John Hueging’s parents came to Canada from Germany in 1952, and in 1977 he took over the farm from his father but as he looks to the future he has no one to inherit the family farm. 

“I’m in my early fifties and have two daughters who are in their late twenties who do not want to farm,” said Hueging in a recent interview. “I’m looking for someone who wants to farm but can’t afford to get into it on his own, take him on as a partner and form a transition plan to evolve over 25 to 30 years.”

He said if a family has two boys and their farm is not big enough for two, or a young couple that would like to start a farm but can’t, his operation may be the right choice and the place to start.

With further review of this challenge, Hueging has found no place where people can actually list this opportunity or even find information so they can explore it further. Some states in the United States have programs but he could not seem to find anything in Canada.

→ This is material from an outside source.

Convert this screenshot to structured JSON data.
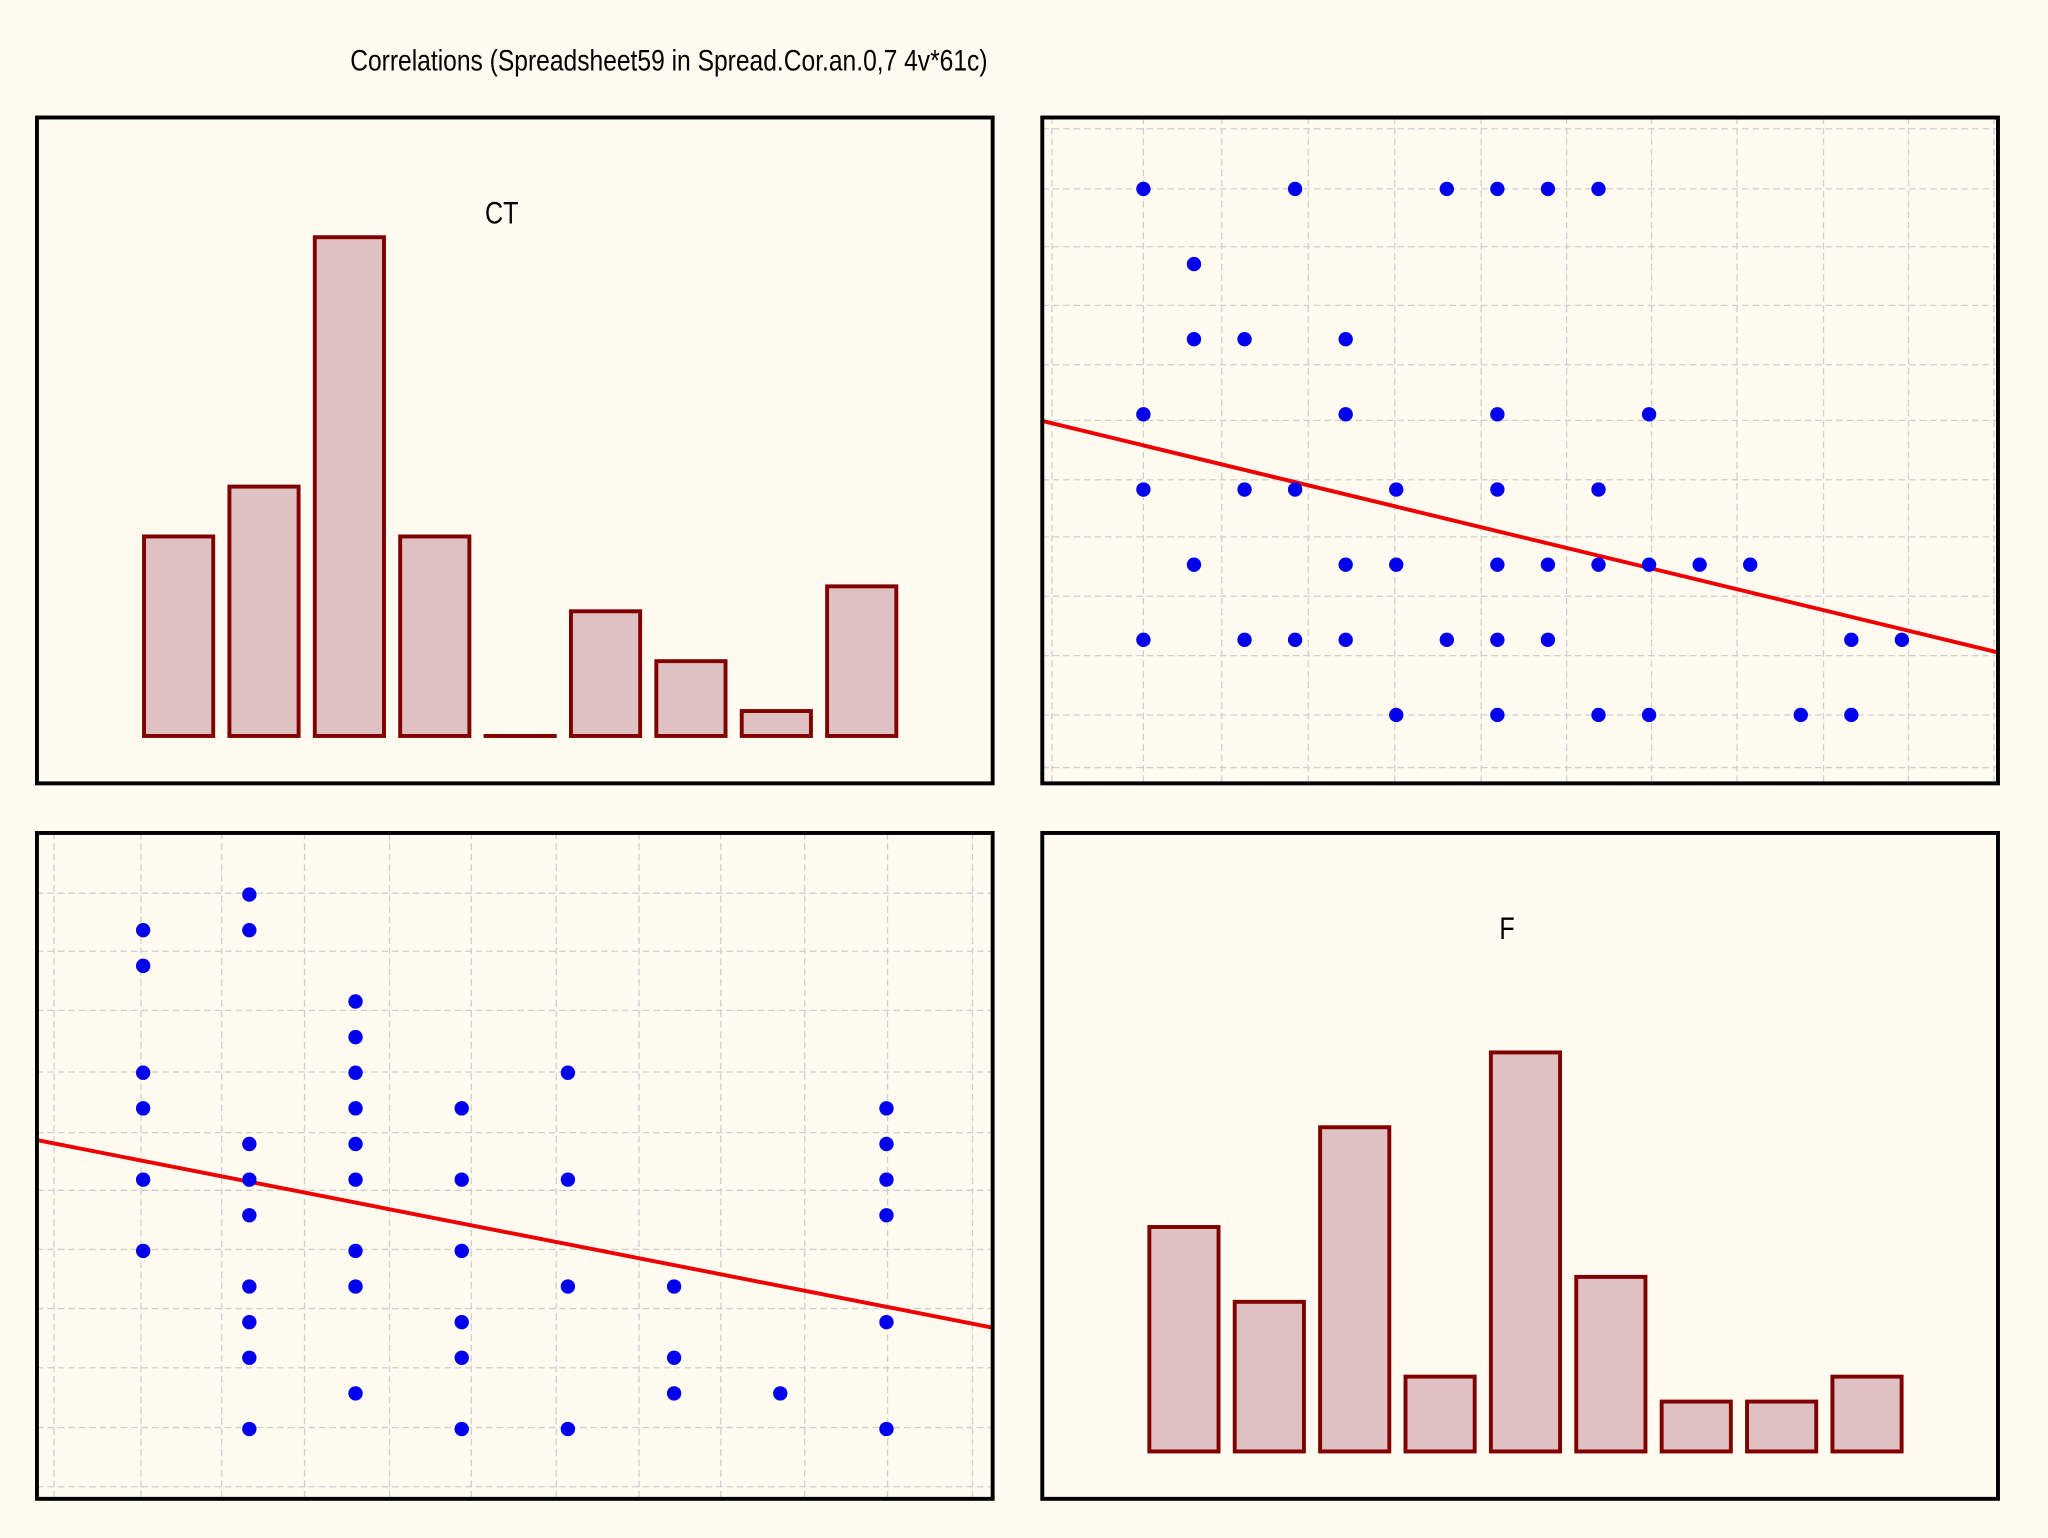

The producer won’t list the farm or opportunity with a real estate firm because it will not be a farm sale. Hueging has found all kinds of places to list a farm, but nowhere to receive practical help to bring the producer together with the person who is looking for such an opportunity, and help each other out to achieve separate and collective goals.

Here is the crux of Hueging’s concern. “We’re an aging population and young guys can’t afford to buy farms. I want to live and work on the farm. If my daughters don’t take over the farm I will have to sell it,” he laments. “I have operated this family farm for the last thirty four years and no one in my family wants to take over. I don’t want to sell it and have to move. I want to continue to work on it but don’t want to continue to do full-time work because I need to slowdown a little.”

Hueging says there are some agencies that try but nothing that fits this category. He feels the mentorship program in Manitoba has some merit but thinks they tend to work better with smaller organic market gardening farms and not for the acquisition of large commercial farms.

For any young person to take over an existing farm it takes a fair chunk of change. There must be farmers in this aging population who don’t want to leave the farm, but would be willing to help the young people as long as they had a steady income to support their lifestyle.

“If I find the right person or couple, and help them transfer ownership over the next 20 to 30 years, it will benefit both of us,” said Hueging. “I’ll be the boss and he will be the hired help, and four to five or ten years down the road, he will be the boss and I will be the hired man.”

His farm has 950 acres of cropland that grows anything from soybeans to corn, to all the other locally grown crops in the area. A thousand acres of pastureland, of which 400 acres could be broken up for cereals, 70 beef cows and 300 sheep.

It was a dairy farm until five years ago and now Hueging feels it could support two families with the right management and have endless possibilities. The soil is very good the upland pastureland is only 30 kilometers away. The 950 acres of cropland and 1,000 acres of pastureland are both in separate blocks with no small pieces scattered about.